Most cars come with a VLT of about 80-85%. So this must be considered when calculating the final desired glass tint.

For Example, If you were planning to apply a 10% tint to a window glass that already has an 80% factory tint, you would need to multiply these two values: 80%x10% = 8%. Meaning you would have a slightly darker tinted window than anticipated.

Laws Governing Vehicle Tint

Vehicle window tint laws differ from state to state, so while deciding the best window tint percentage for your car, you might want to consider the laws in your locality.

Sunshine states like Texas and Florida have different window tint rules for sedans, SUVs, and vans.

Sedans in Florida can only apply a minimum of 28% tint on front windows and 15% for rear windows and rear windshield. Anything below this is illegal. SUVs and vans shall have a minimum of 28% tint on front windows and as low as 6% for rear windows and rear windshield.

Interpreting these laws can become complicated in some other states, so it is a good idea to speak with a professional before getting a vehicle window tint.

Violations of these rules could earn you a window tint ticket.

The charge for a window tint ticket is different from state to state and determined by the tint variation from legal tint level.

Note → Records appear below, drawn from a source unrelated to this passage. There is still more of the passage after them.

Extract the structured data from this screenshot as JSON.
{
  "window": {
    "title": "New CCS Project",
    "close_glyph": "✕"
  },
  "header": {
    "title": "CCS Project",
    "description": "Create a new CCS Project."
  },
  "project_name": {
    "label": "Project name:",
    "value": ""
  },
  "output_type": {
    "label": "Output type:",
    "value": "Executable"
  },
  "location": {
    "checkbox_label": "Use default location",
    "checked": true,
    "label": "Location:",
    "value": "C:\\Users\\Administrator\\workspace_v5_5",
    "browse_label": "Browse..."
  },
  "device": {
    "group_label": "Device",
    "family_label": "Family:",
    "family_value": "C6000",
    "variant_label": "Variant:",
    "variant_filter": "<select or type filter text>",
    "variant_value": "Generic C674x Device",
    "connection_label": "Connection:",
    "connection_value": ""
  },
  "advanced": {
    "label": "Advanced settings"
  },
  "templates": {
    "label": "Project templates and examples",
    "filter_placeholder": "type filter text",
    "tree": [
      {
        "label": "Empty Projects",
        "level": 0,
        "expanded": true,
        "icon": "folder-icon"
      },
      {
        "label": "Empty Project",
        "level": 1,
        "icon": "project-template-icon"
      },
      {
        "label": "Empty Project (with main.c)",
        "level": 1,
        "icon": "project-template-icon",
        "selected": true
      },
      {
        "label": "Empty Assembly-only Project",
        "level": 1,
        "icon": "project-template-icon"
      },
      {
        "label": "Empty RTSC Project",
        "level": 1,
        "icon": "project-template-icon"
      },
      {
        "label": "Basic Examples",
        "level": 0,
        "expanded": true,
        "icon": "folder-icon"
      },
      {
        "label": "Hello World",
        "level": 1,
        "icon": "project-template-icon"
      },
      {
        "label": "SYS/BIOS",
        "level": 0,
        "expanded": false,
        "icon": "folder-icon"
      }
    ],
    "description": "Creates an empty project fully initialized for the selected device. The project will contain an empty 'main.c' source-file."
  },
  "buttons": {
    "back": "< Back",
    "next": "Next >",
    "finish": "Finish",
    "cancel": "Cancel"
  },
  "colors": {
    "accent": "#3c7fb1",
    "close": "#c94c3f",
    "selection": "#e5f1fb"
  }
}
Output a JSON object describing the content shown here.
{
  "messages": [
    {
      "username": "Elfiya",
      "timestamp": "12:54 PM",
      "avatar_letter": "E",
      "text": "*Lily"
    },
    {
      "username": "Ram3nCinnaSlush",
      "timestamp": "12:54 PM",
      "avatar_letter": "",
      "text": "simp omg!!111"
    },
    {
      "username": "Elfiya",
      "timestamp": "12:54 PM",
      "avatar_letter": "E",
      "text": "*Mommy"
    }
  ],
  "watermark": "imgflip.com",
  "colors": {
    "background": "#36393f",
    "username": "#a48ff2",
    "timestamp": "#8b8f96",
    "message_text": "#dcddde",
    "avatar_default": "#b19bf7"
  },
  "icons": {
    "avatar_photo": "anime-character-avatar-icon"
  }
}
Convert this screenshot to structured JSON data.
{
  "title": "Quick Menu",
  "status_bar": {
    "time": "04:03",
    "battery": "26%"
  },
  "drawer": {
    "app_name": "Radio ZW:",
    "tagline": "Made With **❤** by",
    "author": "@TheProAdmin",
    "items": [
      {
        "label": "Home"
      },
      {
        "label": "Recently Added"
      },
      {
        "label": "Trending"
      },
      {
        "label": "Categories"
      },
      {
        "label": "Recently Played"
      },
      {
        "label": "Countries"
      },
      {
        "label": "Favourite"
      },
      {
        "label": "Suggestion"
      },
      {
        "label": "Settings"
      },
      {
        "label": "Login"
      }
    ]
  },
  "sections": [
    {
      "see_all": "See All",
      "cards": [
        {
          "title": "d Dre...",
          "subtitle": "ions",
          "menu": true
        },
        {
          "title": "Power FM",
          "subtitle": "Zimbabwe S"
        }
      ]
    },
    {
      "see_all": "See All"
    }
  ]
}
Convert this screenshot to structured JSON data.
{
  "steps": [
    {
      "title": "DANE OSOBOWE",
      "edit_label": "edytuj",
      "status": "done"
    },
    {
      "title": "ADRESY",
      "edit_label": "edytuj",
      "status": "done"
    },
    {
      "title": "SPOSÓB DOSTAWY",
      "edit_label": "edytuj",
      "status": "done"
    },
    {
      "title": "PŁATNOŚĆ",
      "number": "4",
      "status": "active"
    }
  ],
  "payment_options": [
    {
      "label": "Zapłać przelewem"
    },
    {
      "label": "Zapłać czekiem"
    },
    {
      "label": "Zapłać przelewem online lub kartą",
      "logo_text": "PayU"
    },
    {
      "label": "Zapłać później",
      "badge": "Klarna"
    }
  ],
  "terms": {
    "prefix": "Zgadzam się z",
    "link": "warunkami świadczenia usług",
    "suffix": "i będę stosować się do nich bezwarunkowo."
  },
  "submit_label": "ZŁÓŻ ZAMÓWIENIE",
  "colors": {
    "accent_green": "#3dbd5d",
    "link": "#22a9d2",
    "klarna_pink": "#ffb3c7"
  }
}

Another determinant of the window tint ticket charge is how long the ‘fix it’ warning or ticket has passed.

Ticket costs could range from $25 for a first warning or ‘fix it’ ticketing to over $200 for a second tint ticket, not including court processing fees, removal verification fees, and other fees.

Exceptions And Exemptions From The Rule

Medical conditions like lupus, albinism, vitiligo, and melanoma require controlled and restricted exposure to sunlight. People diagnosed with such diseases are usually exempt from car window tint laws, as limited exposure to sunlight is a must.

Documentation like a Physician’s Statement of Certification from a certified healthcare professional (usually a dermatologist) is required. It is needed to verify your claim before applying for an exemption.

Your exemption certificate must be in your vehicle at all times in the event it is required for sighting by law enforcement officials.